In the instant case, a somewhat different situation appears both from the face of the agreement and from the evidence. The contracts use language indicating a present sale, provide that the buyer is to come and get the crop, and leave nothing to be done by the seller, with the possible exception of cultivating and irrigating the groves “when necessary”. The evidence shows that there was no necessity for such work in connection with these particular crops as they were then ready for picking. Moreover, the evidence shows that the crops of fruit were merchantable in their entirety, and that no segregation was necessary.

Section 1739 of the Civil Code provides that unless a different intention appears certain rules are to be applied in ascertaining the intention of the parties as to the time when title to goods shall pass to the buyer. Rule 1 is as follows:

“Where there is an unconditional contract to sell specific goods, in a deliverable state, the property in the goods passes to the buyer when the contract is made, and it is immaterial whether the time of payment, or the time of delivery, or both, be postponed.”

This rule is here applicable, and there is nothing in the contracts or the evidence which indicates a contrary intention.

It cannot be said, as a matter of law, that the contracts in question conclusively show upon their face that they were executory in nature and that, therefore, title did not pass. The language of the contracts and the evidence justified the court in holding that title to the oranges passed at the time the contracts were entered into. (Bill v. Fuller, 146 Cal. 50 [79 Pac. 592]; Miller v. Hunt-Hatch & Co., 47 Cal. App. 768 [191 Pac. 75]; Lassing v. Jones, 107 Cal. 348 [40 Pac. 534].)

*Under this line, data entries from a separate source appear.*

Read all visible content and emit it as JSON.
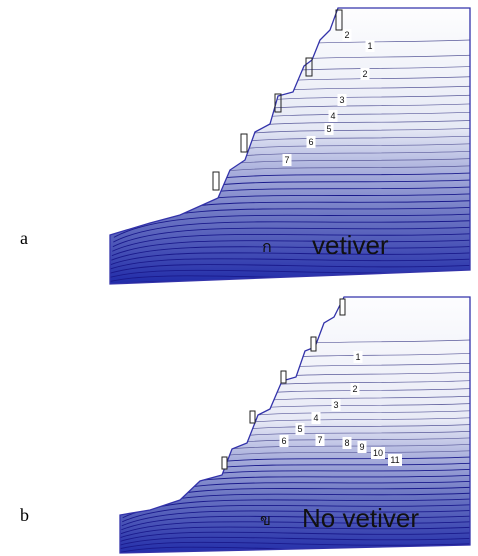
{
  "panels": [
    {
      "letter": "a",
      "thai_letter": "ก",
      "caption": "vetiver",
      "contour_labels": [
        "1",
        "2",
        "2",
        "3",
        "4",
        "5",
        "6",
        "7"
      ]
    },
    {
      "letter": "b",
      "thai_letter": "ข",
      "caption": "No vetiver",
      "contour_labels": [
        "1",
        "2",
        "3",
        "4",
        "5",
        "6",
        "7",
        "8",
        "9",
        "10",
        "11"
      ]
    }
  ],
  "colors": {
    "outline": "#3333aa",
    "contour_dark": "#1a1a8c",
    "contour_light": "#5a5a9a"
  }
}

The appellant makes the further contention that $135 of the judgment, representing the amounts awarded on the two causes of action involving commissions for the sale of fruit, may not be sustained because under the contracts for the payment of such commissions nothing was to be paid until the oranges were picked and delivered to the appellant’s packing house. No such contractual provision is pointed out, and it seems clear from the evidence that the question of whether such commissions were to be paid depends entirely upon whether title passed to the fruit involved in those causes of action. The decision on this point must follow the decision on the main point raised.

The judgment is affirmed.

Marks, J., and Griffin, J., concurred.